If my main hypothesis is that there will be no difference between two different designs in an experiment, should I be more concerned about the alpha error (rejecting H0 when it is true) or beta error (accepting H0 when it is false)? Also, would my null hypothesis in this experiment be that there is a difference between the two designs?
It depends on the situation. For example, if you work in the medical field and you want to check if the patient has a critical disease like cancer, the false-negative would be terrible. Because if you pass on the sick patient, the patient might die. In this case, you want to reduce the false-negative as much as possible.
One issue is that if you reduce the false positive, the false-negative tends to increase. They work in the opposite way. In many cases, people want a balanced approach reducing two errors at the same time to a reasonable level. And they calculate the scores like F1 which considers both aspects at the same time.
The hypothesis you make is the null hypothesis. In this case, no difference in the designs. And positive means there is a difference against the null hypothesis, and negative is for no difference with a given significance level. Usually, the null hypothesis is set as indistinguishability as it's the simpler hypothesis to test.

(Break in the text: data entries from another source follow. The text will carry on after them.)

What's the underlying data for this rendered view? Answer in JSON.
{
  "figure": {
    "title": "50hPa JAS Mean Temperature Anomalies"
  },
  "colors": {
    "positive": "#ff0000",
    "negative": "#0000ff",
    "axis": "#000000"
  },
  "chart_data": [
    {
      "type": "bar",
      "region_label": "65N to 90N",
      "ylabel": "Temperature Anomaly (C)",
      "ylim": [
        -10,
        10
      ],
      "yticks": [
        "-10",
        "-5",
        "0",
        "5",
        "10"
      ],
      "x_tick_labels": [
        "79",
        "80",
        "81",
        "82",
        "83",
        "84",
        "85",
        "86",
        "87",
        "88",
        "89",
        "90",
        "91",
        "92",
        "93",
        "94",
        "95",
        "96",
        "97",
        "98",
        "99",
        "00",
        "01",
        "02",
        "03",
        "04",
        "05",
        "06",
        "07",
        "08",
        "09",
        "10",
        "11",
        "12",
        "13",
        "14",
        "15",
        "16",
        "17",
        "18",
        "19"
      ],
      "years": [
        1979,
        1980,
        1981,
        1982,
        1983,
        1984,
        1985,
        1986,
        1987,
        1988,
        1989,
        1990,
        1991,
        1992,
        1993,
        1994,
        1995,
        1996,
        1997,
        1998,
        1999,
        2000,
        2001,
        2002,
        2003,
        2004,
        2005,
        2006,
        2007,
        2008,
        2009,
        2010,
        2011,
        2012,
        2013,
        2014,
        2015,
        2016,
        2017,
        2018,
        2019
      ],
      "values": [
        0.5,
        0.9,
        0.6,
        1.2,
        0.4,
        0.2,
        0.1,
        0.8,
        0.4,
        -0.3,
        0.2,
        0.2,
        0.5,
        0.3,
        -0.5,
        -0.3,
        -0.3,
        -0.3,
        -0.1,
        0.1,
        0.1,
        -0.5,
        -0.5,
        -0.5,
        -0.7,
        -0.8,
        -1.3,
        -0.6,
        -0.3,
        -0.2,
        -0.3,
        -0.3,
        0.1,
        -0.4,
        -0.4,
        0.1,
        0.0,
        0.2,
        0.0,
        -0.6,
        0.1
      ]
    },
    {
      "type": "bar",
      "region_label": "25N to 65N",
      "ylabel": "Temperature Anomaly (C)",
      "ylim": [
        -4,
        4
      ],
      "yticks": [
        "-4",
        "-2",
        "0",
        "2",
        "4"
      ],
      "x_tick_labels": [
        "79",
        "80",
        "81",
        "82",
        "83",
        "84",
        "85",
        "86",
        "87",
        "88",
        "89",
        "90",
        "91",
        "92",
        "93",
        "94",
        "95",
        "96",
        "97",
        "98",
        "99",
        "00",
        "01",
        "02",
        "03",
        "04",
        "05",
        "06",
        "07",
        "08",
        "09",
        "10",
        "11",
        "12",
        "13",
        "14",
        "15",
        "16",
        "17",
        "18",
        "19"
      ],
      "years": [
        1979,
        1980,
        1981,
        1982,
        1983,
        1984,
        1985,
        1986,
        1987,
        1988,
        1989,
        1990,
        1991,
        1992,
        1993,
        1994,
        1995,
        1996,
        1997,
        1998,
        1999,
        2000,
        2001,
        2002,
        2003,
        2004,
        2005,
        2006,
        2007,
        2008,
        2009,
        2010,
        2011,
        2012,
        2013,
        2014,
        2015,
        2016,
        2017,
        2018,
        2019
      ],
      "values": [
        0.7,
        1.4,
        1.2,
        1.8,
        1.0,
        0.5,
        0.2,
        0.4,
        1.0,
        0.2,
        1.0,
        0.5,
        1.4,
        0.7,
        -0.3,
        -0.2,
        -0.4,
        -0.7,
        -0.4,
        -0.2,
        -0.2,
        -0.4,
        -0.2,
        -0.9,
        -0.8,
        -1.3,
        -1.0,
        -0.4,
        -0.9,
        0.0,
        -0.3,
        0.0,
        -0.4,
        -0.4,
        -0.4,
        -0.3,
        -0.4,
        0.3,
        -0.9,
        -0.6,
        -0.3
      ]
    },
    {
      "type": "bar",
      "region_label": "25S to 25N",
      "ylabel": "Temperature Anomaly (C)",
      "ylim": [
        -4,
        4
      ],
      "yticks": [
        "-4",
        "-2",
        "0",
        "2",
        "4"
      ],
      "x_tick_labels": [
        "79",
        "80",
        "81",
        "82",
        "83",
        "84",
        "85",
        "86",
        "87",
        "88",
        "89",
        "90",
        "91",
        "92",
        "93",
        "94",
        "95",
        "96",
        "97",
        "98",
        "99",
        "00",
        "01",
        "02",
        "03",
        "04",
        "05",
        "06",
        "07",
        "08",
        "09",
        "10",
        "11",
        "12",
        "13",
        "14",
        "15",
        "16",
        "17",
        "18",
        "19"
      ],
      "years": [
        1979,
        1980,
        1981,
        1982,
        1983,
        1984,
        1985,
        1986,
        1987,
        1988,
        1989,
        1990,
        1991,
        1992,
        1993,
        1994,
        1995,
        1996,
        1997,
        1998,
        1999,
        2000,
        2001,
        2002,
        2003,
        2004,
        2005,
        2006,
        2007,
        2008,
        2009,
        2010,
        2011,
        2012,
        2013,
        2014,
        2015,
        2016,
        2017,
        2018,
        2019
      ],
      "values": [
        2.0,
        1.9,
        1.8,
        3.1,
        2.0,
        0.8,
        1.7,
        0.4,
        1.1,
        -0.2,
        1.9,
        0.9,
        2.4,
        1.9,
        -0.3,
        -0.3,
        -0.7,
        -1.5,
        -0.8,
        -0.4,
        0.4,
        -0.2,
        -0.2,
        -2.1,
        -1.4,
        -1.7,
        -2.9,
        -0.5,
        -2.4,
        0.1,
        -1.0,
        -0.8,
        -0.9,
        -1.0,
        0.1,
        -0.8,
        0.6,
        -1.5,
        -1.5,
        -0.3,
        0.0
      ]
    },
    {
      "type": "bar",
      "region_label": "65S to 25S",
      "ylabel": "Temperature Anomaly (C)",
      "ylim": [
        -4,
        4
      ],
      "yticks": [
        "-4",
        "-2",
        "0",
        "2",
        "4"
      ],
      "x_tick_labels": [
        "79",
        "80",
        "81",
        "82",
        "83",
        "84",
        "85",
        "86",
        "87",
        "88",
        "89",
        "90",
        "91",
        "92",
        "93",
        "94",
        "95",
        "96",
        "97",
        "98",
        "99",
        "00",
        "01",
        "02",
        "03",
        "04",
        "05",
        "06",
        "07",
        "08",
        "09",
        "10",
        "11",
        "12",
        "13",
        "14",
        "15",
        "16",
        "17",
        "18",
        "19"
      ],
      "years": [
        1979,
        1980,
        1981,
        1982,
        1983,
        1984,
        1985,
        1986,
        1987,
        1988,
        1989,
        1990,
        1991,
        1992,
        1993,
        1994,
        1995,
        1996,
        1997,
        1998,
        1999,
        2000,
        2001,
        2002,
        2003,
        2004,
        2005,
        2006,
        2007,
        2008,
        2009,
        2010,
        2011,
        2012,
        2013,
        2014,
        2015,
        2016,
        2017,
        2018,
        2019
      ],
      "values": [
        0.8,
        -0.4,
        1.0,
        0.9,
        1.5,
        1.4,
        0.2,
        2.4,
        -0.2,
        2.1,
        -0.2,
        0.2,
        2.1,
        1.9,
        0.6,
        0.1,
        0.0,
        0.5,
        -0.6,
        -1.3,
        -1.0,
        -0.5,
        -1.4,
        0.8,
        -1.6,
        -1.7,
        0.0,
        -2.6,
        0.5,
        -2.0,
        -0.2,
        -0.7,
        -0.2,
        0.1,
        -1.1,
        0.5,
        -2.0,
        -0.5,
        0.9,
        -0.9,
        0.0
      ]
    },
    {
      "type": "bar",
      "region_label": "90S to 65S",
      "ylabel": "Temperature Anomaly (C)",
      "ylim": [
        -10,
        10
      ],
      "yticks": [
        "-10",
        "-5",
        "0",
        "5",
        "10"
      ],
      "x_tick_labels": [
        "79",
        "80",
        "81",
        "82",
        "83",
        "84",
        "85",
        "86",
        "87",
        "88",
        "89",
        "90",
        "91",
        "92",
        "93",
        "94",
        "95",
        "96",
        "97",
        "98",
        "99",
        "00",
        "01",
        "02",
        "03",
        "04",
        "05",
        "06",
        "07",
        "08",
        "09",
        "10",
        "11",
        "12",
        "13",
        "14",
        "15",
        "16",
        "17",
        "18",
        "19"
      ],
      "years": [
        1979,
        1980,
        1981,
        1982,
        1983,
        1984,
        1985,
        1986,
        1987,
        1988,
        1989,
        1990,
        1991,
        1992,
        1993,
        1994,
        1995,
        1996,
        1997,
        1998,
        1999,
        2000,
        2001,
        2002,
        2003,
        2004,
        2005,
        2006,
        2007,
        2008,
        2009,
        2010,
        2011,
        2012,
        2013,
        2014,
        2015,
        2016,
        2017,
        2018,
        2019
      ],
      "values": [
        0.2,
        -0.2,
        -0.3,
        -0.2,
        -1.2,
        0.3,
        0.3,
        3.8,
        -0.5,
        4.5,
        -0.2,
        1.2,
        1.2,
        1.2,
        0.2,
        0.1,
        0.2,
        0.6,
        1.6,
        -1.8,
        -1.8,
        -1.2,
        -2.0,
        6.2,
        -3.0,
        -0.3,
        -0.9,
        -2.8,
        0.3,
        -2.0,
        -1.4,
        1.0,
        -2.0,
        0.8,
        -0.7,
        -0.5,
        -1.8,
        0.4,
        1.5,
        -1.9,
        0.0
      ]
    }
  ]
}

As Alexis mentioned in a comment, the hypothesis test doesn't prove or disprove null-hypothesis with certainty. The negation of the null hypothesis doesn't mean that the situation stated by the null hypothesis is impossible. The hypothesis test is about the probabilistic statement.
If the hypothesis that you would like to provide support for is "there is no difference bigger than some threshold" (in other words, you want a significant p-value to reflect a time when there is no difference bigger than plus or minus some value), then you may want to look at equivalence testing such as when using two one-sided tests (TOST).
As for errors, you have to balance the "severity" of each of the errors in your context. Lakens has a nice blog post about justifying your alpha which suggests minimizing the combined error rate.
Lakens, D., Scheel, A. M., & Isager, P. M. (2018). Equivalence testing for psychological research: A tutorial. Advances in Methods and Practices in Psychological Science, 1(2), 259-269.
Schuirmann, D. A. (1987). A Comparison of the Two One-Sided Tests Procedure and the Power Approach for Assessing the Equivalence of Average Bioavailability. Journal of Pharmacokinetics and Biopharmaceutics, 15(6), 657–680.